Revolutionary Objects: The Real Story Behind the Chocolate Chip Cookie

Ruth Graves Wakefield, the woman who invented the chocolate chip cookie, was something closer to the Martha Stewart of her day.
A chocolate chip cookie.

It’s easy to take the objects around us for granted, to assume we know how they came to be, and to forget the extraordinary roots of ordinary things. Stories of invention are often hard to verify because every new idea stands on the shoulders of older ones and they make for great urban legends. Adding to the trouble, some of the true tales are too good to be believed, while others are so counterintuitive as to make you reach for your Snopes. But the origin stories of simple household objects sitting in plain sight can tell us more about the past (and the present) than we might imagine. Here are a few unlikely lessons from handy things.

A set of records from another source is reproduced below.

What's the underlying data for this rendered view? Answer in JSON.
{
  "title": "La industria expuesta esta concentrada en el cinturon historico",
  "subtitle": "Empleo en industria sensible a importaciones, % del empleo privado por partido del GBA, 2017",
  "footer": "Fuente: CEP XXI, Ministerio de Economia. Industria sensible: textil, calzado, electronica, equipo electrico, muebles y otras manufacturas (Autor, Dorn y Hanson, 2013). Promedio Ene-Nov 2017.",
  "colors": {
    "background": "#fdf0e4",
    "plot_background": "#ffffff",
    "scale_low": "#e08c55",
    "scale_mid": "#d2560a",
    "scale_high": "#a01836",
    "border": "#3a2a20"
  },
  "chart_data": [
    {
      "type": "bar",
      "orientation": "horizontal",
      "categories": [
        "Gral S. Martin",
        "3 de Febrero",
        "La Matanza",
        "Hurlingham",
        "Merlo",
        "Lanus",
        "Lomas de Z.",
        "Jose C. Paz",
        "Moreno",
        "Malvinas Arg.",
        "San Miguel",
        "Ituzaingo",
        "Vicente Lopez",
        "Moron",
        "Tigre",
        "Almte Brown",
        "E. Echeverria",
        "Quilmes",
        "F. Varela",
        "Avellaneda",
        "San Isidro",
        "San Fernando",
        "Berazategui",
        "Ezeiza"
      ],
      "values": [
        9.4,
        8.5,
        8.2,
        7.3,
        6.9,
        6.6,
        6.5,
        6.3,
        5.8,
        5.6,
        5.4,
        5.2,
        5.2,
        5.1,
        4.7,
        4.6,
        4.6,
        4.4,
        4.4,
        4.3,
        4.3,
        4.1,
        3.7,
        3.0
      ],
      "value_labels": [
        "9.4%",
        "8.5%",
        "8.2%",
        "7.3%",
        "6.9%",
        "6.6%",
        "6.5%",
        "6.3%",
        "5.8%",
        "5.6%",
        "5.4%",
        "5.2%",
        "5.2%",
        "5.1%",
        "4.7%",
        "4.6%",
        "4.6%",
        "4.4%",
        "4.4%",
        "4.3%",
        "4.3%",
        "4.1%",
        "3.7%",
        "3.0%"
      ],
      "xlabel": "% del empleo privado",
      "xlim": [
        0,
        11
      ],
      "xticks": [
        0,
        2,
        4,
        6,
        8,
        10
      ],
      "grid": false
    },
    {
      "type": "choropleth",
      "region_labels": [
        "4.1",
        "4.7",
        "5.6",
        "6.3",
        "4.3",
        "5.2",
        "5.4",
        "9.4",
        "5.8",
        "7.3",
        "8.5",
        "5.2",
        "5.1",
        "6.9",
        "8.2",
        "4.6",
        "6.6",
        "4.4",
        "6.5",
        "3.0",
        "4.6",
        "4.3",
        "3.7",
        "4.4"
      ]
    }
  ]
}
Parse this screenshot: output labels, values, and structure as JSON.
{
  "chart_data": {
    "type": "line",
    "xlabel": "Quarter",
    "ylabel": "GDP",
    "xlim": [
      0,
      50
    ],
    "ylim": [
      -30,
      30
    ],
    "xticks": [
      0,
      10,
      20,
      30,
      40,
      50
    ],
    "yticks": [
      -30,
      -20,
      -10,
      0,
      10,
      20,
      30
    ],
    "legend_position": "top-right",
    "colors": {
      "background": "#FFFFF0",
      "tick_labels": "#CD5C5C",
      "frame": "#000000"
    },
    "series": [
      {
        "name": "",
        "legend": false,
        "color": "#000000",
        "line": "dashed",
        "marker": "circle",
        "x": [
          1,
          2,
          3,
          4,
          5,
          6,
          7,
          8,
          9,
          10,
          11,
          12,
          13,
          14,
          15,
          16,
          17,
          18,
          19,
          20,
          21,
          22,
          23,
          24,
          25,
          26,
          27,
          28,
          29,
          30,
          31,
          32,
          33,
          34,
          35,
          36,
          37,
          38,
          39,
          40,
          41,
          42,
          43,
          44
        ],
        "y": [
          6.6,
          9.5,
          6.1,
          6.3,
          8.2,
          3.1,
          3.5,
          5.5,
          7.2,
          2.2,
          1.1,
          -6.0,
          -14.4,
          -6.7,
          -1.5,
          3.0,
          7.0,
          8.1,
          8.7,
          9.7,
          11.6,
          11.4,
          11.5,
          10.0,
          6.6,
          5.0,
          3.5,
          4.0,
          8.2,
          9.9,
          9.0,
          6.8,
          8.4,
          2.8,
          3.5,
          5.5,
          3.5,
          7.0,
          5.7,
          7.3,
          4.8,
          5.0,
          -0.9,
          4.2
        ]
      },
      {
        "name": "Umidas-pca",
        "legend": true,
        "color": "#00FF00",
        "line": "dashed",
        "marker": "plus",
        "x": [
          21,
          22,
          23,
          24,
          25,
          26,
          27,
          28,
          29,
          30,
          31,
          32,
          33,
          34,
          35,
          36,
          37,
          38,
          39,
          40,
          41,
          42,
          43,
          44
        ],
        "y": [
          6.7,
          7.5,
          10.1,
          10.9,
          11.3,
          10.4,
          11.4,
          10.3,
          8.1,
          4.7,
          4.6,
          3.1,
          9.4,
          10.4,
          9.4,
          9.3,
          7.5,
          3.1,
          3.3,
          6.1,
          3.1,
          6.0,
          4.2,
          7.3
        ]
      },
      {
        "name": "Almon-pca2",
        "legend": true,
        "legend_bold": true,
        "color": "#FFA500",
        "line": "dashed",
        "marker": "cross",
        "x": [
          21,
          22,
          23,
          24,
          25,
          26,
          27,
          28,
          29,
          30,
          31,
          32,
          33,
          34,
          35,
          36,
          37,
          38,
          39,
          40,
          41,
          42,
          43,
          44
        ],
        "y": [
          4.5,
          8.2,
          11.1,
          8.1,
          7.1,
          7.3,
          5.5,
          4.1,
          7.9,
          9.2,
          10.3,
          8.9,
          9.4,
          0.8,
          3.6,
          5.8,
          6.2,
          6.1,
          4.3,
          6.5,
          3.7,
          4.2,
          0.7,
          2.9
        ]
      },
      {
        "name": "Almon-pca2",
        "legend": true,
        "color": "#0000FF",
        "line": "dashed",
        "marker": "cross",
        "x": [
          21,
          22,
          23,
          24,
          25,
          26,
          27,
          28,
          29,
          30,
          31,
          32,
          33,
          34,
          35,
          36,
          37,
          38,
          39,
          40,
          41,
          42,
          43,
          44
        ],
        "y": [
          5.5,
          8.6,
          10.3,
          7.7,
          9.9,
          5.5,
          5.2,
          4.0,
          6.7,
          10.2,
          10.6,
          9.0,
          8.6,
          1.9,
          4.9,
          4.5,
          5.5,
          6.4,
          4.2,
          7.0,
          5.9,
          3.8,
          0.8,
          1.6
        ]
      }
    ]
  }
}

In an episode of the sitcom Friends, Lisa Kudrow’s character Phoebe claims that her great-great-grandmother (“Nestley Toulouse”) passed down the cookie recipe on the back of the chocolate-chip bag. As it happens, a woman did single-handedly invent chocolate-chip cookies, but she wasn’t from France—she was from Massachusetts. According to a popular version of this story, sometime in the 1930s, Ruth Graves Wakefield was baking chocolate cookies at the restaurant she ran in Whitman, Massachusetts, when, without enough time to melt the chocolate, Wakefield threw in whole chunks of a Nestlé bar. People loved the improvisation, and the rest is history. But that’s not quite what happened, according to food historian Caroline Wyman.

Wakefield wasn’t a distracted proprietress; she was a talented and well-educated home economist, as well as an accomplished chef. In fact, Wakefield was something closer to the Martha Stewart of her day, and an early product of the American public-education system; she graduated from the Framingham State Normal School Department of Household Arts in 1924, two years after the nation’s second teachers college started issuing bachelor’s degrees in education. By the time she invented the chocolate chip cookie, Wakefield already had a cookbook to go with the restaurant: Her Toll House Tried and True Recipes went through dozens of printings. (According to the Boston Globe, the restaurant had never been a tollhouse—that was just good branding.)

The cookies became a local delicacy, and, after Massachusetts soldiers received them in care packages from home during World War II, the adoration went national, according to Wyman. The cookies became so famous that Nestlé started selling bags of chips—and offered Wakefield a lifetime of chocolate (and $1) for a license on the Toll House name and her recipe.